3

On its documentation ( https://www.envoyproxy.io/docs/envoy/latest/intro/arch_overview/service_discovery#logical-dns ) for Logical DNS service discovery, Envoy says:

"only uses the first IP address returned when a new connection needs to be initiated"

How does envoy decide when a new upstream connection needs to be initiated?

It also says:

"Connections are never drained"

What happens to old connections if an upstream host becomes unreachable? Do health-checks apply to all the upstream hosts that currently have established connections or are they only monitoring the host with the current "first IP address"? If the latter, am I right to assume that Envoy will only remove the failed upstream connection (and consequently stop trying to send traffic to those hosts) once it tries to write to it and the peer ACK times out? If so, is it possible to configure the timeout duration?

andresp
  • 1,624
  • 19
  • 31

1 Answers1

3

After looking into the code and doing some tests this is what I've seen:

How does envoy decide when a new upstream connection needs to be initiated?

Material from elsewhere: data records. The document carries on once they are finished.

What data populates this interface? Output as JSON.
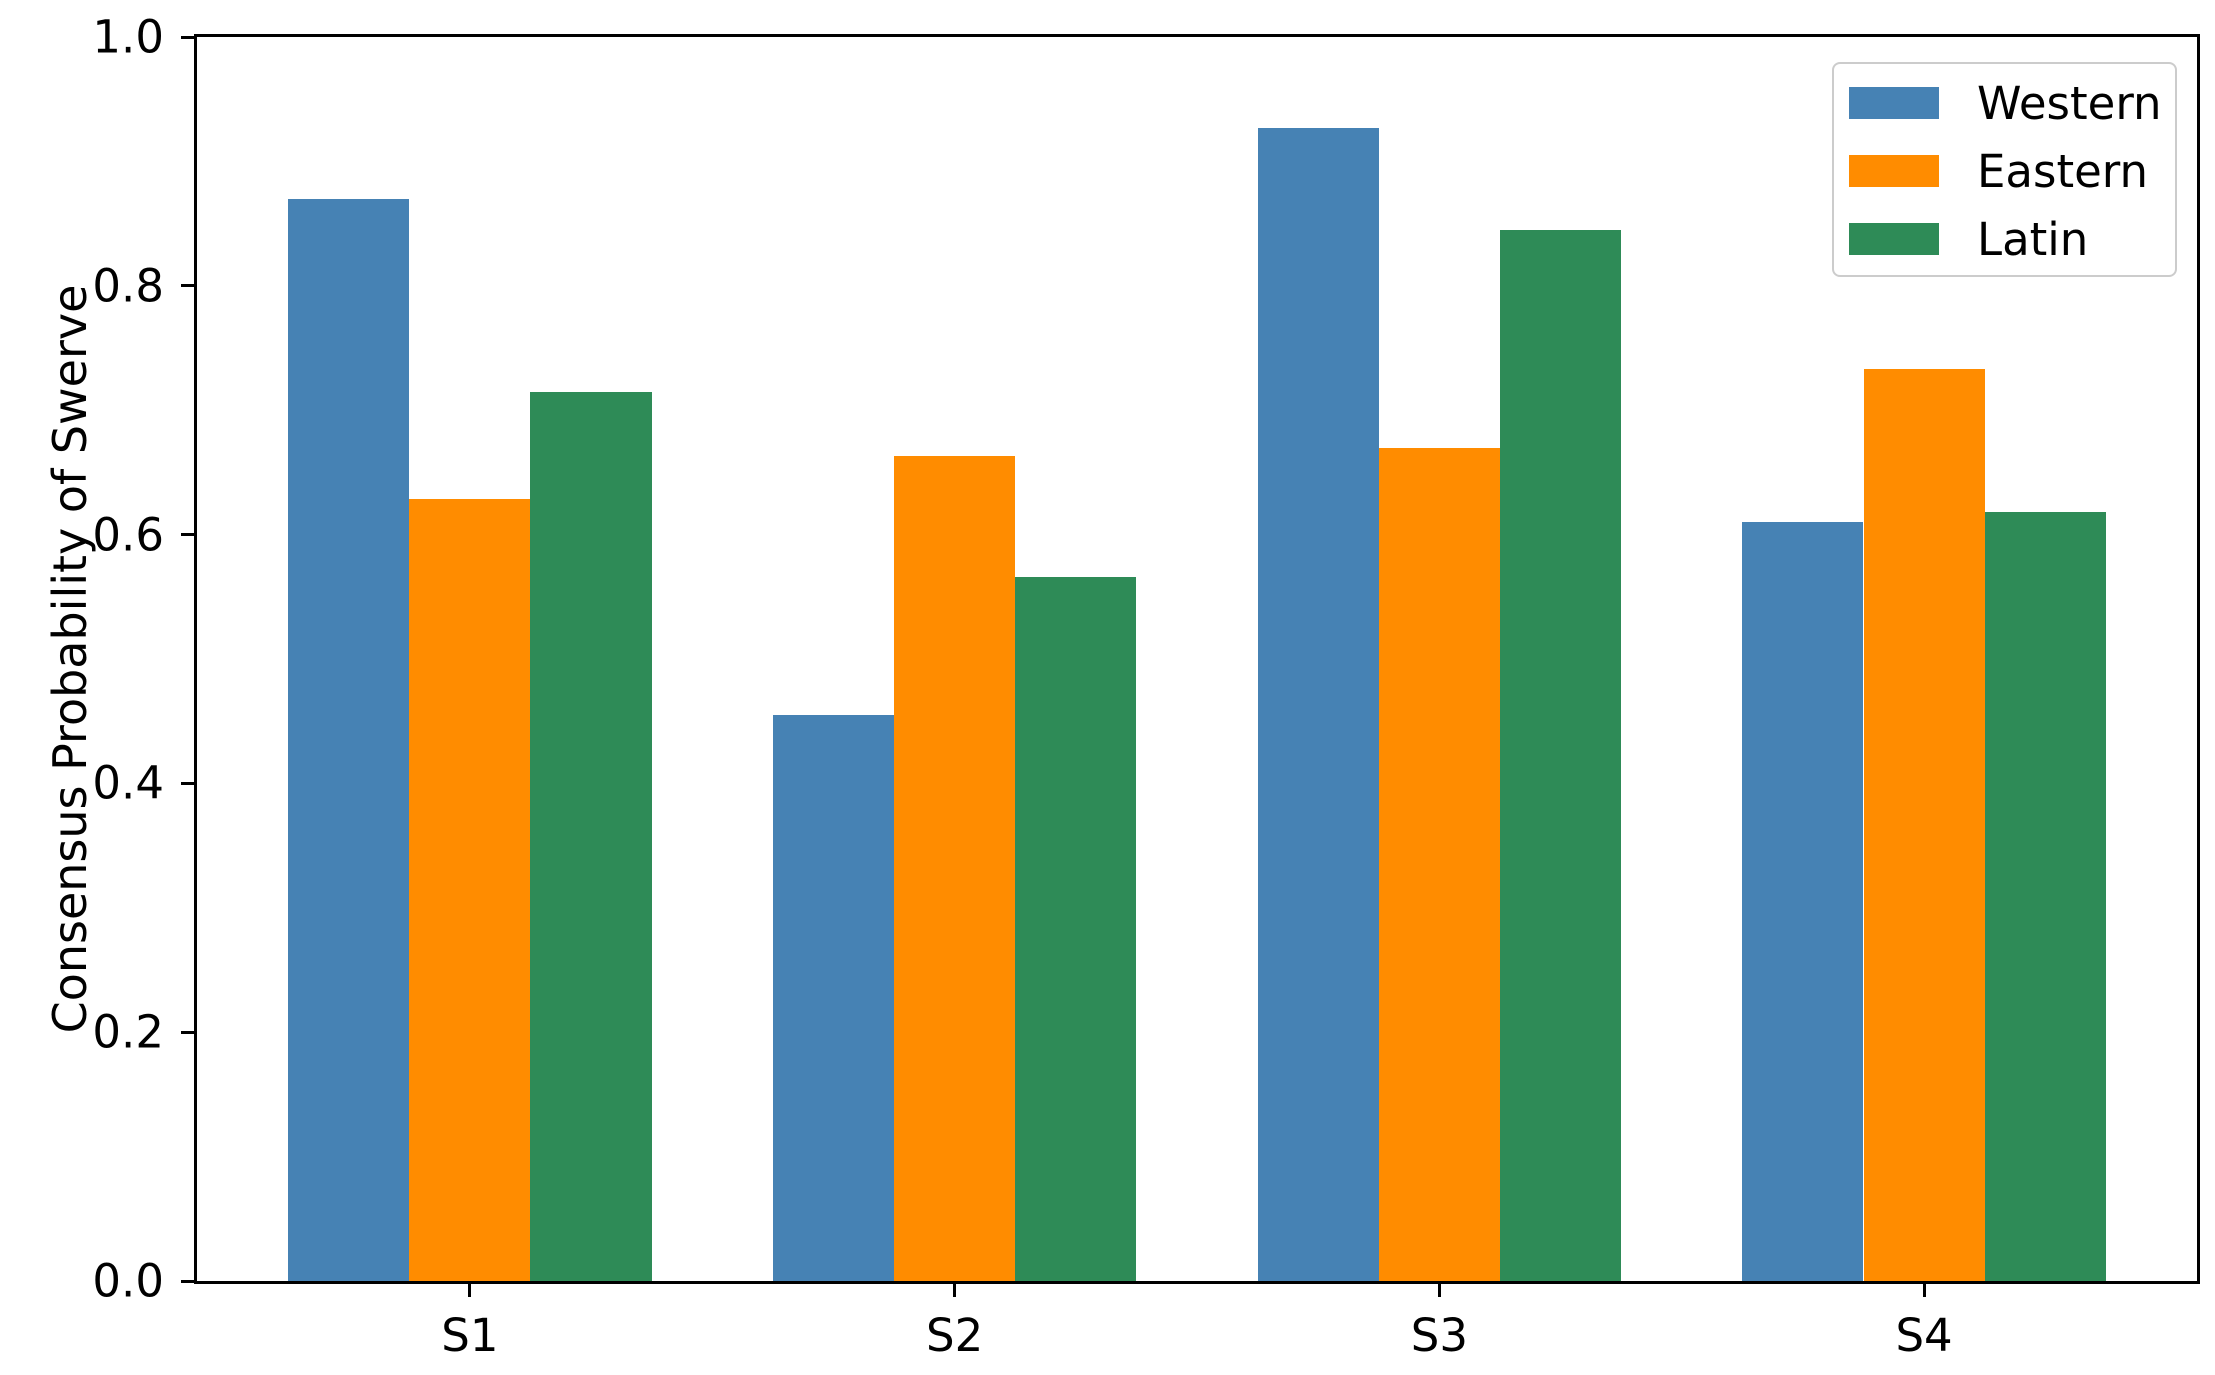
{
  "chart_data": {
    "type": "bar",
    "title": "",
    "xlabel": "",
    "ylabel": "Consensus Probability of Swerve",
    "categories": [
      "S1",
      "S2",
      "S3",
      "S4"
    ],
    "series": [
      {
        "name": "Western",
        "color": "#4682B4",
        "values": [
          0.87,
          0.455,
          0.927,
          0.61
        ]
      },
      {
        "name": "Eastern",
        "color": "#FF8C00",
        "values": [
          0.629,
          0.663,
          0.67,
          0.733
        ]
      },
      {
        "name": "Latin",
        "color": "#2E8B57",
        "values": [
          0.715,
          0.566,
          0.845,
          0.618
        ]
      }
    ],
    "ylim": [
      0,
      1
    ],
    "ytick_labels": [
      "0.0",
      "0.2",
      "0.4",
      "0.6",
      "0.8",
      "1.0"
    ],
    "grid": false,
    "legend": {
      "position": "upper right",
      "entries": [
        "Western",
        "Eastern",
        "Latin"
      ]
    }
  }
}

  • For connection establishment, in the case of the TCP proxy (the filter I was using), there is a 1:1 mapping between downstream and upstream connections, therefore a new upstream connection is established when a new downstream connection is established.

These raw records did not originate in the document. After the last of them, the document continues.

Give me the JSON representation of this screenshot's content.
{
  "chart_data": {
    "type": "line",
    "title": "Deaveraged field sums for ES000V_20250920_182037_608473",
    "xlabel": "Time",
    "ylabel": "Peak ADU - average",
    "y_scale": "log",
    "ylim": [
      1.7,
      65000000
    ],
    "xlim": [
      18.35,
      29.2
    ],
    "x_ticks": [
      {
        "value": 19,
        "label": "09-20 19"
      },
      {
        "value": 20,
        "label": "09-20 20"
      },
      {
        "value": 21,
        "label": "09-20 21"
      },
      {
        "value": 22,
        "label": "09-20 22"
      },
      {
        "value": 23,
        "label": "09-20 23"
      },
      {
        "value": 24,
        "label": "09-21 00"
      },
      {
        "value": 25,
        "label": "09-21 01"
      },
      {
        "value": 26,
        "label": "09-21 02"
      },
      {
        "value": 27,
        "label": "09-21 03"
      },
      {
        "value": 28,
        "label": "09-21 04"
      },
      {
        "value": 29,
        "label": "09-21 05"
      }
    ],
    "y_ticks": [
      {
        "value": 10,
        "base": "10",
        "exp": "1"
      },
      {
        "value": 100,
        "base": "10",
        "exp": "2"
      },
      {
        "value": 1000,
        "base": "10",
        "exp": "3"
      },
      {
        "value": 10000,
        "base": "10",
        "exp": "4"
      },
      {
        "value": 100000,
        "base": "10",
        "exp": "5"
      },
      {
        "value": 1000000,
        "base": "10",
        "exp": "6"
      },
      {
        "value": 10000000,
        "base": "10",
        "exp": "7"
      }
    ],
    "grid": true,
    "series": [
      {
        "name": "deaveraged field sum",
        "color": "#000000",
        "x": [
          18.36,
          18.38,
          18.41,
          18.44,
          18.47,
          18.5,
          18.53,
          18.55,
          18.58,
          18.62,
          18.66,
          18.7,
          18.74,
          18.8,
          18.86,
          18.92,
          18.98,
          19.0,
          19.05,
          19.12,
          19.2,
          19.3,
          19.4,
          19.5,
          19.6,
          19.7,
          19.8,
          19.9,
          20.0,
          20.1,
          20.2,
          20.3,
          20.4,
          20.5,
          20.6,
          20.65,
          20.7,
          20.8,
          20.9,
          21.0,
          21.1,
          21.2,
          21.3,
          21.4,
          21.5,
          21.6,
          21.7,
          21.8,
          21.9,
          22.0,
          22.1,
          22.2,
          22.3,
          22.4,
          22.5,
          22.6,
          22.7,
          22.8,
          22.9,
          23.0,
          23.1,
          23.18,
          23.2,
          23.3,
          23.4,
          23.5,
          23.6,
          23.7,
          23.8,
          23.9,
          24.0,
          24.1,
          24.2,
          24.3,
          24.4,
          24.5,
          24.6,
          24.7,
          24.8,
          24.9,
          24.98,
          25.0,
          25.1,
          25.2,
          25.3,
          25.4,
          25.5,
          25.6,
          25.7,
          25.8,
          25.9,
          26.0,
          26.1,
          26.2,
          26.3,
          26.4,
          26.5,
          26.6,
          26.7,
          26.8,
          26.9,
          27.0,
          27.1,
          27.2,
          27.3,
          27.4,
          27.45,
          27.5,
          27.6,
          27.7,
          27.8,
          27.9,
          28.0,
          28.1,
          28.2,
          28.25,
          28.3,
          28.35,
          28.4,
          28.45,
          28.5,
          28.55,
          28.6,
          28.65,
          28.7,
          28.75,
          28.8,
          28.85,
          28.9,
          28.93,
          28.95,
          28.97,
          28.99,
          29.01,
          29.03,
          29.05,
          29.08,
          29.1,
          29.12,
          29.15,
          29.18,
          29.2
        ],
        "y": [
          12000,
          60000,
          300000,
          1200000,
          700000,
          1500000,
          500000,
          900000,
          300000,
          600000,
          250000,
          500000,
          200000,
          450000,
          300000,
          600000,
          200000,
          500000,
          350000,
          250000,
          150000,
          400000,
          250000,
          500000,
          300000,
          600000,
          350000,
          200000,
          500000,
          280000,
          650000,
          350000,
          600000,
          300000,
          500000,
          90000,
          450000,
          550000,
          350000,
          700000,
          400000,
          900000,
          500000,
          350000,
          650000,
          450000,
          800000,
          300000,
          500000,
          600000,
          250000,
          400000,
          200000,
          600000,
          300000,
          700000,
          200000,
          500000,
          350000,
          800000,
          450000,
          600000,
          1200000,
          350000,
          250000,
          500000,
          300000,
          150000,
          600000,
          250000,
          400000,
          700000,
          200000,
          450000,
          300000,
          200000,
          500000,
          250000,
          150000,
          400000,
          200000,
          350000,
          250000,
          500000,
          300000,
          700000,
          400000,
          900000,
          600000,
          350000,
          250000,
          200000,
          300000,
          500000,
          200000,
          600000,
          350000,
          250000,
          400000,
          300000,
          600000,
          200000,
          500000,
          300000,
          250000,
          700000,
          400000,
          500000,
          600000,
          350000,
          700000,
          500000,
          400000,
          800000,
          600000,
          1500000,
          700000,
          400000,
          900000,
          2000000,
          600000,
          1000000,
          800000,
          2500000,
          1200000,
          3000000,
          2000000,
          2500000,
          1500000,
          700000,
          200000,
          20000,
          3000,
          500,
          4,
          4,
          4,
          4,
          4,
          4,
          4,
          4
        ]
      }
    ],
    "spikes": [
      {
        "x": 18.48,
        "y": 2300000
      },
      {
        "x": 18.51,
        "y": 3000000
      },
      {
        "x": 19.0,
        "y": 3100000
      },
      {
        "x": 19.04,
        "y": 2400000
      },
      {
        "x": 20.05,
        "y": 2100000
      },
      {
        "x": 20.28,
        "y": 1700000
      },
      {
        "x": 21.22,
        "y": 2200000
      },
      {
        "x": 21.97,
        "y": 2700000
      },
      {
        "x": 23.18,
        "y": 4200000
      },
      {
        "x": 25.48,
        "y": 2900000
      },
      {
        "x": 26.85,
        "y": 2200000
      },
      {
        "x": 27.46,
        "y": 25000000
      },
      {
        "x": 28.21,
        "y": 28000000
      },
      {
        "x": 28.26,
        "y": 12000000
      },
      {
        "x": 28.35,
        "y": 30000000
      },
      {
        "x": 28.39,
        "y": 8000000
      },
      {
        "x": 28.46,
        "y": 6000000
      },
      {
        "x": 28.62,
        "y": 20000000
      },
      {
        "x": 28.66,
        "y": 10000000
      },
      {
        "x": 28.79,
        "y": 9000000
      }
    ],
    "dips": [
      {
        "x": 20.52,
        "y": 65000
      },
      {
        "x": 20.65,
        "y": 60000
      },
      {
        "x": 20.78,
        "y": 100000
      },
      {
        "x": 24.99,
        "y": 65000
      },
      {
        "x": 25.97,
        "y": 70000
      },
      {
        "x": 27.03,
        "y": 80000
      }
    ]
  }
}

What happens to old connections if an upstream host becomes unreachable?

  • It depends on whether the connection was gracefuly terminated (TCP RST packet sent) or not. If it was, then the connection will be destroyed (along with the downstream connection), if it was not, then nothing happens until the TCP connection times out (I believe due to TCP_USER_TIMEOUT or tcp_retries2 retries - it was taking more than 15 minutes on my local machine).

Do health-checks apply to all the upstream hosts that currently have established connections or are they only monitoring the host with the current "first IP address"?

  • They only apply to the current "first IP address".

If the latter, am I right to assume that Envoy will only remove the failed upstream connection (and consequently stop trying to send traffic to those hosts) once it tries to write to it and the peer ACK times out?

  • Yes. Typically the downstream clients timeouts will kick in first and destroy the connection though.

If so, is it possible to configure the timeout duration?

  • I couldn't find an option to set the socket's TCP_USER_TIMEOUT in envoy. Changing the OS tcp_retries2 might help, but, according to the documentation, the total time is also influenced by the smoothed round trip time of the TCP connection, so a change to tcp_retries2 wouldn't be able to define an absolute timeout value.
andresp
  • 1,624
  • 19
  • 31